22 Mars 2016 , Rédigé par Alain Sennepin

Les tigres indiens ont besoin de beaucoup plus d'espace que celui qui leur est actuellement dévolu dans les réserves naturelles. Le manque d'espace débouche souvent sur l'extinction, comme ce fut le cas à Panna et Sariska au début des années 2000. Les réintroductions dans ces zones depuis le début des années 2010 ne peuvent donc pas se suffire à elle mêmes, si on ne prévoit pas une extension des espaces de quiétude et d'épanouissement pour les grands félins. Détail dans : Raghu Singh Chundawat, Koustubh Sharma, et leur équipe. 2016. "Size matters : Scale mismatch between space use patterns of tigers and protected area size in a tropical dry forest". Biological Conservation Journal 197, 146 - 153. Times of India, ce jour. Jayashree Nandi. "Big cats need more space : Study".

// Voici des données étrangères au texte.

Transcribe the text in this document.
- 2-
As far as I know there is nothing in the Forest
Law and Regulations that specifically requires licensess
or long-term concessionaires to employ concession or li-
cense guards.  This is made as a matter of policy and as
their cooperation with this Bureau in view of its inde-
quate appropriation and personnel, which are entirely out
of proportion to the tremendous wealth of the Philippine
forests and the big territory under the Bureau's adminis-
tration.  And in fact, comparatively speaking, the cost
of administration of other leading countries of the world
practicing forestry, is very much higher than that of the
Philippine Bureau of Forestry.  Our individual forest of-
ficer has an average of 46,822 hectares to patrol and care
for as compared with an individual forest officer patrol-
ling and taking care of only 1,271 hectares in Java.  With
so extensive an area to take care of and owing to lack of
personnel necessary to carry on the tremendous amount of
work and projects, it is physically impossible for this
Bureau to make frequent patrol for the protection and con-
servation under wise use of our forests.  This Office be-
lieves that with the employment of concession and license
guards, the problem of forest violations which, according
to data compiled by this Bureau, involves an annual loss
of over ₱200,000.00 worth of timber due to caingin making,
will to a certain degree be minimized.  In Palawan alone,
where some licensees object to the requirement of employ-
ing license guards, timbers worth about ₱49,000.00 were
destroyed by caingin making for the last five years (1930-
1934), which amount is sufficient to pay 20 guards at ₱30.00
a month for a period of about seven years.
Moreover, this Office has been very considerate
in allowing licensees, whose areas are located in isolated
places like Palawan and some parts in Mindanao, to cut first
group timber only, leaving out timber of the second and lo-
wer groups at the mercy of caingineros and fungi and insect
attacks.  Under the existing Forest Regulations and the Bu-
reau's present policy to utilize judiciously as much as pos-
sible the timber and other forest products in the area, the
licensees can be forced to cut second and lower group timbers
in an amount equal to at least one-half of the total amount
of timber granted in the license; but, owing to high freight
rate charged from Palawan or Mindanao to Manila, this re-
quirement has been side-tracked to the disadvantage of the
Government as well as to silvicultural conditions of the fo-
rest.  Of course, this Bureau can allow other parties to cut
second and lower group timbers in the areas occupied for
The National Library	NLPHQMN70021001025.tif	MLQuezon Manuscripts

http://timesofindia.indiatimes.com/home/environment/flora-fauna/Big-cats-need-more-space-Study/articleshow/51505129.cms

ILLUSTRATIONS SPECTACULAIRES.

1. Installation, de vive force, de centaines de villageois, sur plud de 30ha du parc national Madhav (Madhya Pradesh). Times of India, ce jour. P. Naveen. "Squatters try to set ablaze Madhav park, tigers in danger zone".

http://timesofindia.indiatimes.com/city/bhopal/Squatters-try-to-set-ablaze-Madhav-park-tigers-in-danger-zone/articleshow/51506916.cms?

2. Le gouvernement du Rajasthan va autoriser la présence de véhicules de tourisme à Ranthambore 24 heures sur 24... Times of India, ce jour. "24 X 7 safari at Ranthambore? Experts warry".